Magistrado ponente: Édgar Lombana Trujillo

Decreto 050 de 2003Decreto 2591 de 1991Ley 715 de 2001

CORTE SUPREMA DE JUSTICIA República de Colombia Tutela No. 17233 DORA LINDA NUÑEZ Y OTRAS Impugnación Corte Suprema de Justicia PAGE 8 República de Colombia Tutela No. 17233 DORA LINDA NÚÑEZ Y OTRAS Impugnación Corte Suprema de Justicia CORTE SUPREMA DE JUSTICIA SALA DE CASACIÓN PENAL Magistrado Ponente: DR. EDGAR LOMBANA TRUJILLO Aprobado Acta No. 065 Bogotá D. C., agosto cuatro (4) de dos mil cuatro (2004).
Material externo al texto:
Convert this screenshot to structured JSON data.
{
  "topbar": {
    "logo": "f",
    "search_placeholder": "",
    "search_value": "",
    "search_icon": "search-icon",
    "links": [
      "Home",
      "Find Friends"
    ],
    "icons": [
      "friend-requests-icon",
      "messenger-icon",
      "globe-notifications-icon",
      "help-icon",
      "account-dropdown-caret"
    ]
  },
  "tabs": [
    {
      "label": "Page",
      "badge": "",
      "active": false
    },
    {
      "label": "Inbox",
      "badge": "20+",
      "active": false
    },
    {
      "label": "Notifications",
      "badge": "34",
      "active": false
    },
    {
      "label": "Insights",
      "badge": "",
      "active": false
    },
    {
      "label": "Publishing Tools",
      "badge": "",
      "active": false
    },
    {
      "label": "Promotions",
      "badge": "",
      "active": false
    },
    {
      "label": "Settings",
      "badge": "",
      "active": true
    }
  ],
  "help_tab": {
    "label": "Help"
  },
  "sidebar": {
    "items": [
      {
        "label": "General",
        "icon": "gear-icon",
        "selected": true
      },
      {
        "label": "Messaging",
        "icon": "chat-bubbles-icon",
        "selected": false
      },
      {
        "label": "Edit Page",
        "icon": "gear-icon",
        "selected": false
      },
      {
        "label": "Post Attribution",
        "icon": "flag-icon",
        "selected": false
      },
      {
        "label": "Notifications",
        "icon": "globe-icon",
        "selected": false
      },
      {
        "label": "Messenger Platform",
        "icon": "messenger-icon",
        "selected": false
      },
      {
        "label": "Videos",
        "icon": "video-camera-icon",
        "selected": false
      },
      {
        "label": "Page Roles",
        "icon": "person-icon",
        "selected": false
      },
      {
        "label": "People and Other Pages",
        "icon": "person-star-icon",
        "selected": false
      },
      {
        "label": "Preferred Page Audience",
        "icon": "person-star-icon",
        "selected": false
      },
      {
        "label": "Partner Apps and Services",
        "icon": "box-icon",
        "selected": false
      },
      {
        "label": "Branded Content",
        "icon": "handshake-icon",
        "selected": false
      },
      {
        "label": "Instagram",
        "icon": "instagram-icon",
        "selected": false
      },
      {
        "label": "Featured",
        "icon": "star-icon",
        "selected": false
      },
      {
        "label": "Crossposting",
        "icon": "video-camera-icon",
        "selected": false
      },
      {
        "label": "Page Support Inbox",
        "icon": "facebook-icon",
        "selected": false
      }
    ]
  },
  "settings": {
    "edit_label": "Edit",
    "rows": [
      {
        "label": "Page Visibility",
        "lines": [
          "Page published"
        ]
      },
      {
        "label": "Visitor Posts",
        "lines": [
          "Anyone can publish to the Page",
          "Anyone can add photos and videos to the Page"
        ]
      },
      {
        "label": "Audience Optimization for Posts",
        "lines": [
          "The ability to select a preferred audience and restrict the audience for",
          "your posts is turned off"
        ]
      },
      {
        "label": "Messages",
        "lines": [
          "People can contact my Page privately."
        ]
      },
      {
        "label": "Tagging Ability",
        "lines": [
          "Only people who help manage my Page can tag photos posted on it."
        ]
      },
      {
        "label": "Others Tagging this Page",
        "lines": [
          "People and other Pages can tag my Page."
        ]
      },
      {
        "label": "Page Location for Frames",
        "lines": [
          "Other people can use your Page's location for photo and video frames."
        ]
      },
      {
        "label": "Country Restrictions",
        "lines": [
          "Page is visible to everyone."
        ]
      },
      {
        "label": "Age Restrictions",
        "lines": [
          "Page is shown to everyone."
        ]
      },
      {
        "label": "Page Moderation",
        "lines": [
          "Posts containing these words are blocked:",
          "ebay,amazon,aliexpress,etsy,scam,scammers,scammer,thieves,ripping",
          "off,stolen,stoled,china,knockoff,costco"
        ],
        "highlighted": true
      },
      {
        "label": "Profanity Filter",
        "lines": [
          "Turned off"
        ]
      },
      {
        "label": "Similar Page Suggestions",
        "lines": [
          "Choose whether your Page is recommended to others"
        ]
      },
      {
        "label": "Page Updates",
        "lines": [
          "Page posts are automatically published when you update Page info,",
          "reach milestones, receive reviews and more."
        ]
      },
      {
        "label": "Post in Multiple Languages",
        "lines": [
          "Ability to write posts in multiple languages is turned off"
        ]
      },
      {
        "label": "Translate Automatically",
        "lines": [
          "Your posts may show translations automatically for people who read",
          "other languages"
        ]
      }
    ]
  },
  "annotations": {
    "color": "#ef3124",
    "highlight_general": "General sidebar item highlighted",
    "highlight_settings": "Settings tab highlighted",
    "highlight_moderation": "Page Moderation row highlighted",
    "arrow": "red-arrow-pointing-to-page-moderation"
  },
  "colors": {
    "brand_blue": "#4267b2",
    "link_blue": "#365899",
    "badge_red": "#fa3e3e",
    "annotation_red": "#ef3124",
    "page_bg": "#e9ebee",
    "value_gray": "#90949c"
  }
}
V I S T O S Decide la Sala la impugnación interpuesta por OLIMPIA AGUILERA PARDO, ROSALBA CUBIDES GERENA, LUZ MARÍA FRANCELINA ARGÜELLES, DORA LINDA NÚÑEZ, NELLY OVALLE y GABRIELINDA PARDO, por medio de apoderado judicial, en contra de la decisión tomada el 17 de junio de 2004 por la Sala de Casación Laboral, mediante la cual negó la tutela impetrada en contra de la Sala de Decisión Laboral, Familia y Civil del Tribunal Superior del Distrito Judicial de San Gil, por la supuesta vulneración de los derechos fundamentales al debido proceso y a una vida digna.

ANTECEDENTES Y FUNDAMENTOS DE LA ACCIÓN 1. El Juzgado Civil del Circuito de Puente Nacional conoce de un proceso ejecutivo laboral promovido, a través de apoderado judicial, por las señoras OLIMPIA AGUILERA PARDO, ROSALBA CUBIDES GERENA, LUZ MARÍA FRANCELINA ARGÜELLES, DORA LINDA NÚÑEZ, NELLY OVALLE y GABRIELINDA PARDO, en contra de la Empresa Social del Estado, Hospital Integrado San Antonio del sitio mencionado, al interior del cual, el 17 de septiembre de 2003, se dictó mandamiento de pago a favor de las demandantes y se decretó el embargo y retención de hasta la tercera parte de los derechos y créditos que varias empresas del sector salud y las entidades territoriales asumieron frente a la demandada. 2.

La parte actora solicitó el embargo de la proporción restante, basándose en el artículo 684 del C. de P. C. La petición fue denegada por improcedente en auto del 12 de noviembre de 2003. 3. Dicha determinación resultó apelada por el apoderado de las demandantes y al desatar la impugnación, mediante proveído del 19 de febrero de 2004, la Sala de Decisión Laboral, Civil y Familia del Tribunal Superior del Distrito Judicial de San Gil la confirmó en su integridad. 4.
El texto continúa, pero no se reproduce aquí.